James Miller


Saturday, October 16, 2004


Computer Costs

Mike Gray in The Times makes a lot of interesting observations on the cost of computing.

As a reasonably successful computer programmer, whose software has been used for the last thirty years to manage a fair proportion of major projects all over the world from North Sea Oil to the Space Shuttle and truck and car plants to the Jubilee line, let me enlighten him.

In the sixties it was said by a senior man in ICL, that if it takes one man, one year to write a computer program, then it will take two men two years and two hundred and fifty six men, two hundred and fifty six years. It may be a bit of an exaggeration but if you look at all the successful software, then you will often find that in many cases, the team that actually did the programming is very small and often a single person of perhaps strange habits.

And where the system was successful, they were generally rewarded with large amounts of money.

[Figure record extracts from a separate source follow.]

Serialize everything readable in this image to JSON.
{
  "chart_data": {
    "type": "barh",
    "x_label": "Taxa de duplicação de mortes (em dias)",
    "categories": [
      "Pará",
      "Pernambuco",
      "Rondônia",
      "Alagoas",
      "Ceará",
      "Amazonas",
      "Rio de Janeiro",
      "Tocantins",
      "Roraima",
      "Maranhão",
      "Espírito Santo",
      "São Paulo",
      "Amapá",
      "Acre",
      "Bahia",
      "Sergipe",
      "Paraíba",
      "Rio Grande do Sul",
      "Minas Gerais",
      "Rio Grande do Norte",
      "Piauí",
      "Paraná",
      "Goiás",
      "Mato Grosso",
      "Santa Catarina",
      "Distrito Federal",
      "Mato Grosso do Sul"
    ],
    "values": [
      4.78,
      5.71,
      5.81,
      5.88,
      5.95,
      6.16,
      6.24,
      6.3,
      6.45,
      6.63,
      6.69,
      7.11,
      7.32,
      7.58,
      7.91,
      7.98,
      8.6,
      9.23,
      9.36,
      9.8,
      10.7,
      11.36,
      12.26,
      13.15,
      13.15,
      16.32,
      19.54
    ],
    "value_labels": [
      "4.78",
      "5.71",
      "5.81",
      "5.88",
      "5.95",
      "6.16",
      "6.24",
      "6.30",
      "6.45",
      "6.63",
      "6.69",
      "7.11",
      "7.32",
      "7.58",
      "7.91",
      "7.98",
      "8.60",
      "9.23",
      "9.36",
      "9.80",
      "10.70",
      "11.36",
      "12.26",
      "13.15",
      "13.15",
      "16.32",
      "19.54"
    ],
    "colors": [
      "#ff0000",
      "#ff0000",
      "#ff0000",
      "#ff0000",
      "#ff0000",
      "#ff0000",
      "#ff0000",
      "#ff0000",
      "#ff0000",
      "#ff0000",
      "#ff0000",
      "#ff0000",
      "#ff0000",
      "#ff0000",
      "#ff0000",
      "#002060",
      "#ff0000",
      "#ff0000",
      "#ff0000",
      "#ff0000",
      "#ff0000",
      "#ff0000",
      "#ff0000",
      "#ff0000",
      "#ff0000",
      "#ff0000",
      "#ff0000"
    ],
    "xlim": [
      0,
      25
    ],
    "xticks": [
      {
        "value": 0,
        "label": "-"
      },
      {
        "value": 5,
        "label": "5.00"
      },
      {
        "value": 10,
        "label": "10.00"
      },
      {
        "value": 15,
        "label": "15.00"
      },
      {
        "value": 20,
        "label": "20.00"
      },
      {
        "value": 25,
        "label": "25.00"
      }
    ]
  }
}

This is anathema to most that commission computer systems and especially to civil servants, who would never allow someone to earn more than they do.

So they persist in using the failed policy of appointing large consultancies, rather than small innovative companies to produce the systems they need. They never apply the common sense rule of perhaps asking three or four people to design and build competing critical modules, that any production engineer at Ford, BMW or BP would think second nature.

Hence they get locked into spiralling costs and late delivery that are in the suppliers’ rather than the taxpayers’ interest.